Toward Generating Synthetic CT Volumes using a 3D-Conditional Generative Adversarial Network
Jayalakshmi Mangalagiri, David Chapman, Aryya Gangopadhyay, Yaacov, Yesha, Joshua Galita, Sumeet Menon, Yelena Yesha, Babak Saboury, Michael, Morris, Phuong Nguyen

TL;DR
This paper introduces a 3D conditional GAN architecture capable of generating synthetic CT volumes from noisy or pixelated inputs, demonstrating promising results on COVID-19 datasets despite current GPU limitations.
Contribution
The paper presents a novel 3D cGAN model for generating full or partial synthetic CT scans, addressing the challenge of 3D medical image synthesis with a new architecture and evaluation on COVID-19 data.
Findings
Achieved PSNR up to 46.46 dB indicating high image quality
SSIM scores up to 1 showing structural similarity to real scans
Demonstrated effectiveness on denoising, depixelating, and autoencoding tasks
Abstract
We present a novel conditional Generative Adversarial Network (cGAN) architecture that is capable of generating 3D Computed Tomography scans in voxels from noisy and/or pixelated approximations and with the potential to generate full synthetic 3D scan volumes.

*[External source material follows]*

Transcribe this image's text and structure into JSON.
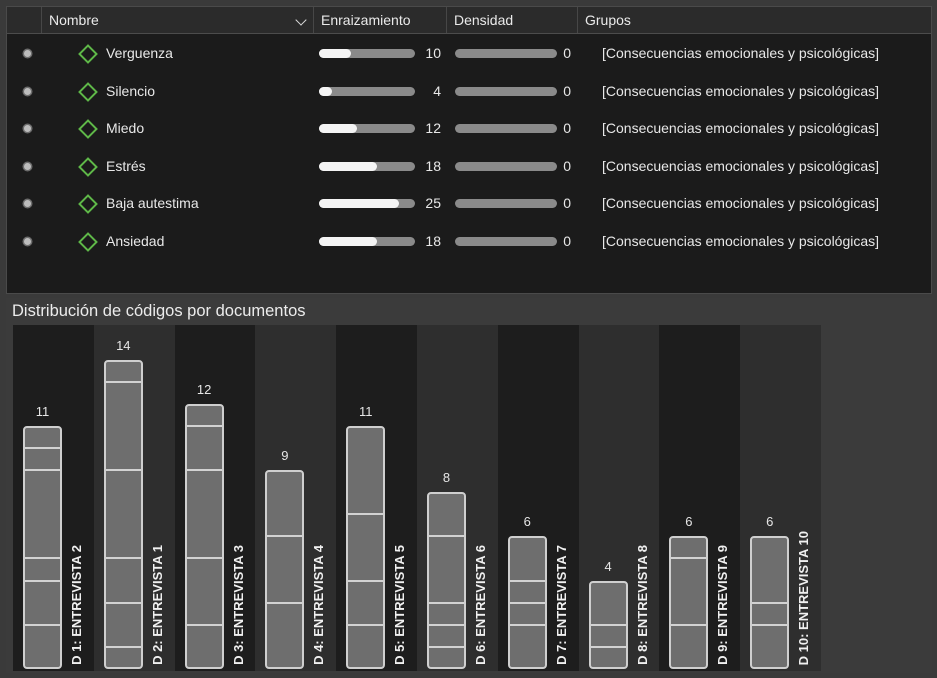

We believe conditional cGAN to be a tractable approach to generate 3D CT volumes, even though the problem of generating full resolution deep fakes is presently impractical due to GPU memory limitations. We present results for autoencoder, denoising, and depixelating tasks which are trained and tested on two novel COVID19 CT datasets. Our evaluation metrics, Peak Signal to Noise ratio (PSNR) range from 12.53 - 46.46 dB, and the Structural Similarity index ( SSIM) range from 0.89 to 1.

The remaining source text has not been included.